If the function $(1)$ was perfectly convenient, the points would have been on a straight line. We observe a non-negligible deviation for small and large values of $x$.
This draw to add a corrective term which has to be a symmetrical odd function. The simplest one has the form $\quad \alpha (x-c)^3\quad$ where $\alpha$ is a small coefficient to be determined. $c$ is directly found in the given data for $y(c)=0.5$ Don't confuse $c$ with $x_m$ above, even if they are on same order of magnitude.
For the first data : $c=-7.819$ and for the second : $c=7.048$ (no adjustment is necessary).
We see on the figure that with this kind of corrective term, the points (plotted in BLACK) can become nicely aligned.

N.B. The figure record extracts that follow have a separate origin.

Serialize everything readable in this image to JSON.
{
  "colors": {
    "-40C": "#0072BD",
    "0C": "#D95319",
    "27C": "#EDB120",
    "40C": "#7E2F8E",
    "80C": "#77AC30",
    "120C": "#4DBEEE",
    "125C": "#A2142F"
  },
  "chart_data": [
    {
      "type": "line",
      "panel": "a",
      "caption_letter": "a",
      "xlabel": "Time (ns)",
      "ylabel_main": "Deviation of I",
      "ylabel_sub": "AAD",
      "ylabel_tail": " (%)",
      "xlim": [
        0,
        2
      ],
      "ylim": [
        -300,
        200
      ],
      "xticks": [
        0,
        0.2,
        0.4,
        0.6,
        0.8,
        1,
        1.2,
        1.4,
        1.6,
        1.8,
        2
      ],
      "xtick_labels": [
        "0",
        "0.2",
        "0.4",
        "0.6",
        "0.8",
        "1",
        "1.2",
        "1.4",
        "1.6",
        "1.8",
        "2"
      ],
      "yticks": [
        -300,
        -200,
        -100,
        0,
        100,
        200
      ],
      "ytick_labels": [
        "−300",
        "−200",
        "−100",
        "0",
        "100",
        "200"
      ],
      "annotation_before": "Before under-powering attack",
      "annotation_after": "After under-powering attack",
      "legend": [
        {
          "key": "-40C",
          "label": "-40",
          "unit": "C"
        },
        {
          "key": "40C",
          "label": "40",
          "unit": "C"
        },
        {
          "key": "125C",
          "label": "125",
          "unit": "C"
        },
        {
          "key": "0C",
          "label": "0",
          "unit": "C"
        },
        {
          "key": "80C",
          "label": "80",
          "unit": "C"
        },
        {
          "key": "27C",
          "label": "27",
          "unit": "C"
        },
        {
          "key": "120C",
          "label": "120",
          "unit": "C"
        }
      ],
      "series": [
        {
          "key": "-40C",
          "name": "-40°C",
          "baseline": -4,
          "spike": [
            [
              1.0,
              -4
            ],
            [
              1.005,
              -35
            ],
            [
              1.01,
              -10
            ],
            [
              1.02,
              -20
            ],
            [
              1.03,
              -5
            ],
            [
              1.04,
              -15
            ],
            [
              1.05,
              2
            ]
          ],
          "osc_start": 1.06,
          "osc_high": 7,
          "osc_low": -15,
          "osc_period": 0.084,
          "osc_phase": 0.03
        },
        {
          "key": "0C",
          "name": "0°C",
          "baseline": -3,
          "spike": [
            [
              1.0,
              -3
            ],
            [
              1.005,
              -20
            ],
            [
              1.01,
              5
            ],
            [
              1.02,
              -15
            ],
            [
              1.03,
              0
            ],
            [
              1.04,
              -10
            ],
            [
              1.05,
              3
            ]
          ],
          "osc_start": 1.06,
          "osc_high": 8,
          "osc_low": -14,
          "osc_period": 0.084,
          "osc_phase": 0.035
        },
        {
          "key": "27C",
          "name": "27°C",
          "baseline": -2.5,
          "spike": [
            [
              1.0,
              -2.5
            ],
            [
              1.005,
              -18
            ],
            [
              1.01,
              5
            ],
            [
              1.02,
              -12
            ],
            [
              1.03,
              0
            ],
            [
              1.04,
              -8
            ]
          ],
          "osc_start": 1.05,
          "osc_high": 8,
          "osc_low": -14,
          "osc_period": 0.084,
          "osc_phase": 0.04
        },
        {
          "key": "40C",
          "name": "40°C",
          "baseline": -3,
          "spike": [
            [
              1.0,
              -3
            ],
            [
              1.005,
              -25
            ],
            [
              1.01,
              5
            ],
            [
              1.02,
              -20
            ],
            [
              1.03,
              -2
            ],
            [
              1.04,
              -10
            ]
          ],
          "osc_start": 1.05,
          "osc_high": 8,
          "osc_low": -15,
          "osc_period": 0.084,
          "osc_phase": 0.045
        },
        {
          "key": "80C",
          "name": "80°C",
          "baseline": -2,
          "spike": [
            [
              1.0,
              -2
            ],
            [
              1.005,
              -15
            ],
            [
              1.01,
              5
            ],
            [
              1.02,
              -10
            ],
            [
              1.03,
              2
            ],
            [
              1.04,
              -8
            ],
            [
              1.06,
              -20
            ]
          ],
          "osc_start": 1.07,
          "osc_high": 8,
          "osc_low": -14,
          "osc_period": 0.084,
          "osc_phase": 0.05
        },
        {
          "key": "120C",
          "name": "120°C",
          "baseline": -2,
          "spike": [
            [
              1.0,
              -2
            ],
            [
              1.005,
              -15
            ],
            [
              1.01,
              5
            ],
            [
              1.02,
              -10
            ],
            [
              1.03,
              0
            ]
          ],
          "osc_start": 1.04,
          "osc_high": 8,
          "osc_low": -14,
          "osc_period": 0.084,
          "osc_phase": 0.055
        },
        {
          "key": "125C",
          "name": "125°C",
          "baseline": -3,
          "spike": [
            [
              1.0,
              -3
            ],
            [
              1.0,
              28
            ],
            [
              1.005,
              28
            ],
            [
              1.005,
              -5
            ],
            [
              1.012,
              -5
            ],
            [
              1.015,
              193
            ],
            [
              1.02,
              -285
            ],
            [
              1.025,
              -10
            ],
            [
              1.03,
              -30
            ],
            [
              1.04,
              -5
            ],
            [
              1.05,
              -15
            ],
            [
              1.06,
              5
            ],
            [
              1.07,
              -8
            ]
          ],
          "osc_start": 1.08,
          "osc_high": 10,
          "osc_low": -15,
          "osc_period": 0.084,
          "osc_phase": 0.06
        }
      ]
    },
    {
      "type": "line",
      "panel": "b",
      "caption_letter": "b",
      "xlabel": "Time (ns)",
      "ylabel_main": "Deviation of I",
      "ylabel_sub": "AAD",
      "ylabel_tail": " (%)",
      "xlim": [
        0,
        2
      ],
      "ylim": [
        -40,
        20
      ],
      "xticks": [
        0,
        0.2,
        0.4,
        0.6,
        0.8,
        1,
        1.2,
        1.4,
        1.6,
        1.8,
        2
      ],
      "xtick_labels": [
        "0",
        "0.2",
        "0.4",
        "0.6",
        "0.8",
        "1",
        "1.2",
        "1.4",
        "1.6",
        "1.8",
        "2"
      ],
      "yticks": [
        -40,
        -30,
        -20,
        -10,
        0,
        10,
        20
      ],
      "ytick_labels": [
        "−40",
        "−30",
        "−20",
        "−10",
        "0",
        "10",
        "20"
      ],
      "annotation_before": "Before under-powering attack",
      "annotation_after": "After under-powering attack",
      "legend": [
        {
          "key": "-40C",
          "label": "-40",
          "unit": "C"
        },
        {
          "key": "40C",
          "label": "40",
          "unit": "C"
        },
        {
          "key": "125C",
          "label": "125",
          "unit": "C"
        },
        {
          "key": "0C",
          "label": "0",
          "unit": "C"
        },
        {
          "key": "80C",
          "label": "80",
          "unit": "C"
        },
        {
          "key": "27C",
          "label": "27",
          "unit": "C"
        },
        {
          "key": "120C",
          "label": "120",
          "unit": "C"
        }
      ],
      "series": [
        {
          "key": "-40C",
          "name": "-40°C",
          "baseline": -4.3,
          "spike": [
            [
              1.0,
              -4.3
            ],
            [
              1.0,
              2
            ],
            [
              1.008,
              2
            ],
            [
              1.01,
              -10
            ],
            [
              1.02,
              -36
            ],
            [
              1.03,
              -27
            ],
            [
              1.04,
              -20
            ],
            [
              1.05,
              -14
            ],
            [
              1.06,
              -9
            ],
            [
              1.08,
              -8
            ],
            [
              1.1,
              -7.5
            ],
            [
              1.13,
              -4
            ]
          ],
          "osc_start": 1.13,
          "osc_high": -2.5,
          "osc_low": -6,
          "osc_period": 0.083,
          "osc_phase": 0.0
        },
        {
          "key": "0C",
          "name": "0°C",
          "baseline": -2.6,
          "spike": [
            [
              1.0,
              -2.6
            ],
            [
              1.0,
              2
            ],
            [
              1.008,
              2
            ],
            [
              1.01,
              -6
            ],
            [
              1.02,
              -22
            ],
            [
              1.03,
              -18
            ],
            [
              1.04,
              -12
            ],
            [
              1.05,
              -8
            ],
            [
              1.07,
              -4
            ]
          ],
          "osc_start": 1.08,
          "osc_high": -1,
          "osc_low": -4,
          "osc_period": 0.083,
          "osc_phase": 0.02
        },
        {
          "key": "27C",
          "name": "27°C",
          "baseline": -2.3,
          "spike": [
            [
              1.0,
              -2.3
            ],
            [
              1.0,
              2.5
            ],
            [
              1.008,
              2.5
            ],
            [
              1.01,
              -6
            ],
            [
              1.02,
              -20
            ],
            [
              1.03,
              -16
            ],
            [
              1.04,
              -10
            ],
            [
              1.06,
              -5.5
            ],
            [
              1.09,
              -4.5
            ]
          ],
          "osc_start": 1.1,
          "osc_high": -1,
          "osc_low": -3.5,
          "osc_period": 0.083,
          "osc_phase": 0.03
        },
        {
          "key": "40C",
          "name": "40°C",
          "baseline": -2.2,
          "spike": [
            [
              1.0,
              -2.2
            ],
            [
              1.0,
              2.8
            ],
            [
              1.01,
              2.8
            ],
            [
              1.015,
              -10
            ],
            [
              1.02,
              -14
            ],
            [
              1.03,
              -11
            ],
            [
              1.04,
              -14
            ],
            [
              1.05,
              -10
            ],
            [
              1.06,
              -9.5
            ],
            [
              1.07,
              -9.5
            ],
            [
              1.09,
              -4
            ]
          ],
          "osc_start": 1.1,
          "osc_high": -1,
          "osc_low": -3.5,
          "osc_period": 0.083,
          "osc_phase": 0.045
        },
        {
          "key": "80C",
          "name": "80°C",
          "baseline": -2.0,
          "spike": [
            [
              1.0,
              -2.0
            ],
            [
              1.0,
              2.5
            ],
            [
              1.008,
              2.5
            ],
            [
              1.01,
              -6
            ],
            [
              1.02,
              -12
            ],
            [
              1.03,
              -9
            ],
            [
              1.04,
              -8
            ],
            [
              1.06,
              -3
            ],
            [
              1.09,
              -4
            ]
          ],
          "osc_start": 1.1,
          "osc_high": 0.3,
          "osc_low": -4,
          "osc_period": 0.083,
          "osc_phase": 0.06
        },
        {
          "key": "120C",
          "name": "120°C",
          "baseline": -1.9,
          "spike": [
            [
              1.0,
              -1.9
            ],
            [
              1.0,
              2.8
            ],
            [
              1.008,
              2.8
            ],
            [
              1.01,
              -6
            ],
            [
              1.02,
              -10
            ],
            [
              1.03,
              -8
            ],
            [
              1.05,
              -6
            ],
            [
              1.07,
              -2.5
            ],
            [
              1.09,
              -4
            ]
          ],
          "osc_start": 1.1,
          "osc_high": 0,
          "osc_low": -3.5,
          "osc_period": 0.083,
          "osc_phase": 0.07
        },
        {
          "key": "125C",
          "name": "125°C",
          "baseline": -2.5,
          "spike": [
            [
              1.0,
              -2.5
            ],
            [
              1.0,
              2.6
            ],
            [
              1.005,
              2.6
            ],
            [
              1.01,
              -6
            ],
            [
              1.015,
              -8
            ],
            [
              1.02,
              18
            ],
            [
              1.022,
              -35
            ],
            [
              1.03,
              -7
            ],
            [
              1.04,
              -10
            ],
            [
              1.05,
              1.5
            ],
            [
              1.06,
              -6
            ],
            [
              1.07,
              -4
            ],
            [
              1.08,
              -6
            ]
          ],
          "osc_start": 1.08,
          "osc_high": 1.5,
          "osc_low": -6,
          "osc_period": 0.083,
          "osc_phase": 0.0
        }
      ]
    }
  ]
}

In fact, the proposed function is : $$y(x)\simeq\frac{1}{1-e^{k(x-x_{\text{m}})+\alpha(x-c)^3}} \tag 2$$ where there are three parameters to adjust : $k$ , $x_{\text{m}}$ and $\alpha$.
What is more, the computation of those three parameters is very easy, in fact a simple linear regression ( no need for recursive calculus, no initial guess).
Consider the data : $$(x_1,z_1),(x_2,z_2),...,(x_i,z_i),...,(x_n,z_n)$$ and the linear relationship (with the above known value of $c$ ) : $$z=kx+\beta+\alpha (x-c)^3$$ where $\beta=-kx_{\text{m}} \quad\to\quad x_{\text{m}}=-\frac{\beta}{k} $
An usual linear regression for $k$ , $\beta$ , $\alpha$ leads to the wanted parameters of equation (2).
The result is shown on the next figure :
Of course, no need to take all the digits given by the computer. Only three or four significant digits are largely sufficient.
Note : The value of $c$ is not critical. It comes from the $50^{th}$ point in the given data. But one can take any other point around. For example for the first data, instead of $-7.819$ one can take $7$ or $8$ without a signifiant change of the final fitting.
Note: In the regression calculus, the points $(x_0,y_0=0)$ and $(x_{100},y_{100}=1)$ are excluded since they are obviously deviant for finite value of $x$.